Il futuro non mi è mai piaciuto granché. Mi distrae troppo dal presente e poi per uno come me che non ama gli imprevisti è proprio da evitare. ‘Sto stronzo di virus, però, mi e ci ha rovinato il presente al punto che il futuro è l’unica speranza per resistere (oltre alla possibilità che l’Inter vinca lo scudetto e la Justice League ma nella versione di Zack Snyder).
E quindi come un bambino alle prese con la lettera a Babbo Natale, io vorrei chiedere al futuro che verrà diversi regali, alcuni però davvero impossibili anche se a distribuirli sarà Mario Draghi.
Basta perdere tempo: oltre alle “stronzate”, tipo pentirmi di aver scelto quel film al cinema oppure cantare a squarciagola ad un concerto pieni di sudore e birra, vorrei che il presente post Covid (almeno non ripeto il termine “futuro”) sia all’insegna dell’uguaglianza. In questi mesi, purtroppo, tanti gli occhi tristi di chi è stato travolto dalle crisi innescate dal virus. Per loro avrei chiesto ai virologi di stare zitti almeno un minuto al giorno perché – peccherò di “populismo” – quando il piatto a tavola è vuoto sentire ogni secondo “chiudere tutto” è tipo Saw l’Enigmista quando si accanisce su di un corpo già morto. Vorrei quindi un futuro in cui tutti possano avere la possibilità almeno di mangiare.
Mi immagino, poi, un futuro in cui respirare a polmoni aperti non sia un attentato verso sé stessi. È vitale che ognuno di noi faccia la propria parte: dobbiamo rivoluzionare le nostre abitudini perché il mondo sta crepando sotto i colpi della nostra inciviltà. Io voglio morire di colesterolo alto, non di indigestione di aria di merda.

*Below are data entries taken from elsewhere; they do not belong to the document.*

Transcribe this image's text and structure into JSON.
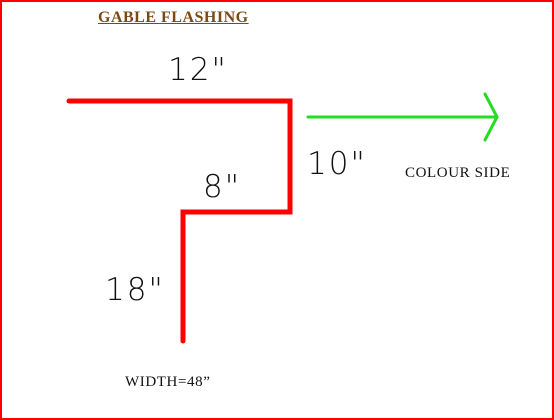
{
  "title": "GABLE FLASHING",
  "dimensions": {
    "top": "12\"",
    "right": "10\"",
    "step": "8\"",
    "bottom": "18\""
  },
  "colour_side_label": "COLOUR SIDE",
  "width_label": "WIDTH=48”",
  "colors": {
    "flashing": "#ff0000",
    "arrow": "#22dd22",
    "border": "#ff0000",
    "title": "#7a4a12"
  }
}
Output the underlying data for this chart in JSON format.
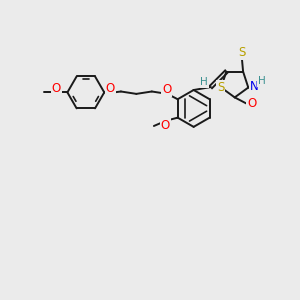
{
  "background_color": "#ebebeb",
  "bond_color": "#1a1a1a",
  "bond_width": 1.4,
  "atom_colors": {
    "O": "#ff0000",
    "S_ring": "#b8a000",
    "S_exo": "#b8a000",
    "N": "#0000ee",
    "H": "#3a9090",
    "C_label": "#1a1a1a"
  },
  "font_size_atom": 8.5,
  "font_size_H": 7.5,
  "figsize": [
    3.0,
    3.0
  ],
  "dpi": 100
}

E non voglio dilungarmi oltre. Voglio che sia un futuro di uguaglianza ed aria buona. Pensate se si realizzassero questi due desideri che figata sarebbe vivere anche se Malgioglio continua ad essere invitato come critico musicale. Ora, visto che mi rimane un ultimo rigo da riempire, esprimo il terzo desiderio: che l’Italia ritorni un Paese in cui tra un sogno e la realtà soltanto noi, i nostri errori, la nostra voglia, la nostra perseveranza, il nostro talento. E non manager strapagati, puttane e politici ridicoli. In definitiva, vorrei che al di là di ogni recovery found, l’Italia diventasse un Paese basato sull’uguaglianza, sull’aria buona e sulla possibilità che ogni sogno sia realizzabile. Lasciatemi ingenuo.